Google has been my search engine of choice for many years--I used to use "Alta Vista." Anyone remember that? And I use "Bing" more often than I did. I think the Internet is a great "quick reference" for many topics--just make sure you verify anything important. There is no replacement for the search capabilities of the Internet--the only caution here is to, again, use reliable sources and verify anything important.

Finally, whenever there is a technical problem I can't solve, or a new piece of hardware or software released, it is great to be able to go to the Web to see what others are saying. This "collective knowledge" of the Web coming together to solve a problem illustrates the great potential of the Internet.

Maybe, instead of "disconnecting" entirely from the Internet, we think critically about how we are using it. I tell my students that the key to using technology effectively is to "make it work for you." Many of those who would like to "get off" are simply feeling overwhelmed by it all. My advice is to look carefully at everything you are doing on the Internet: Do you really need to take your cell phone everywhere? Why did you join Facebook in the first place? Are you playing "Mafia Wars" when you should be working? Same for "YouTube." Is keeping up with your "friends" on-line taking time away from seeing them in real life? Did you really want everyone to see those "Spring Break" photos? Was it necessary to use the "F-Word" in a comment? Are you constantly Twittering things like "I just went to Wal-Mart"? And who is "following" you? Bottom line: if it doesn't make your life easier or do your job better or it gets you in trouble--then quit using it.

As far as information "overload" and handling "disinformation." I avoid most on-line forums, chat rooms, and "comments" sections. That includes most entertainment sites too. My experience with these leads me to believe they are dominated by gossip, lies, and "trolls." Behind the "cloak of anonymity" some people will say the worst things whether it is due to prejudice, ignorance, or just to get a reaction. It is also not possible to know exactly who is saying them. That "NASA Scientist" may be a 12 year old who watches the Discovery Channel, the "hot 23 year old female looking 4 U" may be a 50 year old male inmate, and "ILuvMiley" could be a young fan of the singer or a dangerous on-line predator. Unless I know who I'm talking to, I don't respond to chat, comments, e-mail, etc.

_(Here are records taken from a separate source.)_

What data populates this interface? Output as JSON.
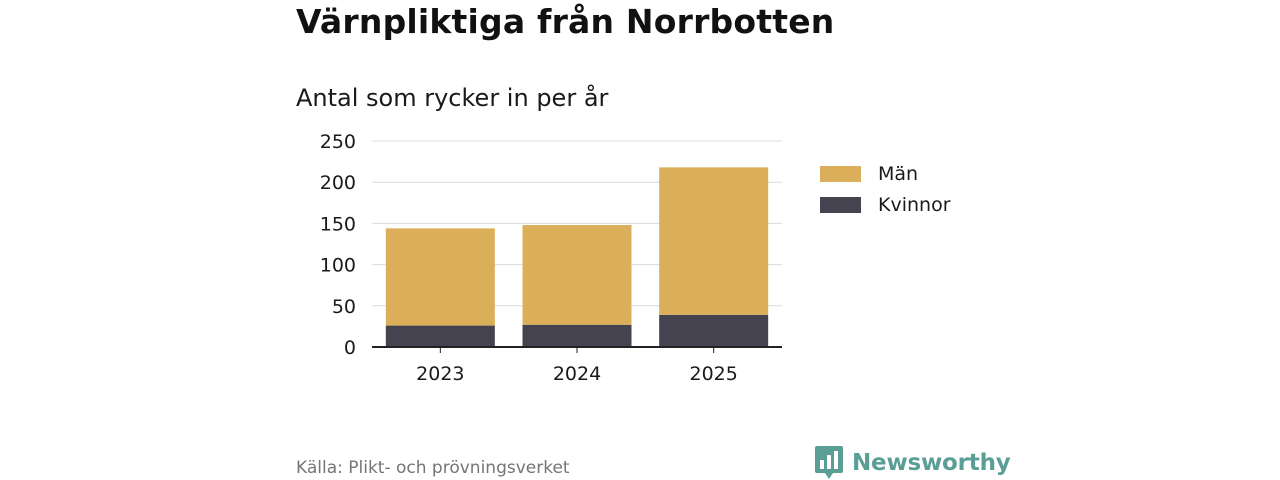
{
  "header": {
    "title": "Värnpliktiga från Norrbotten",
    "subtitle": "Antal som rycker in per år"
  },
  "chart_data": {
    "type": "bar",
    "stacked": true,
    "title": "Värnpliktiga från Norrbotten",
    "subtitle": "Antal som rycker in per år",
    "categories": [
      "2023",
      "2024",
      "2025"
    ],
    "series": [
      {
        "name": "Kvinnor",
        "values": [
          26,
          27,
          39
        ],
        "color": "#45434f"
      },
      {
        "name": "Män",
        "values": [
          118,
          121,
          179
        ],
        "color": "#dbaf5a"
      }
    ],
    "yticks": [
      0,
      50,
      100,
      150,
      200,
      250
    ],
    "ylim": [
      0,
      250
    ],
    "xlabel": "",
    "ylabel": "",
    "grid": true,
    "legend_position": "right",
    "legend_order": [
      "Män",
      "Kvinnor"
    ]
  },
  "footer": {
    "source": "Källa: Plikt- och prövningsverket",
    "brand": "Newsworthy",
    "brand_color": "#5a9e95",
    "brand_icon": "bar-chart-icon"
  }
}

I also limit my daily "input" to reliable news sources such as those listed earlier. Whenever I hear something that sounds "too good to be true" or is otherwise questionable, I typically go to "Snopes.com" or do a quick search to see if it is an "Urban Legend." Cutting back on e-mail can also reduce stress. Do you really need to check it so often? Or forward something to everyone that you know?

Hopefully, if you are feeling stressed out from using the Internet, some of what I've said may help you to deal with it. There actually was a time when we didn't have the Internet and we managed to get by. Today, however it seems like it is here to stay and for most of us a complete withdrawal would be impossible. There are actually many benefits from being "on-line" today. Just make sure that it's you who is in control.

As far as going "cold turkey," I'd like to hear from anyone who has ever tried to go without using the Internet or a cell phone. How did it go? What did you find you could or couldn't do without?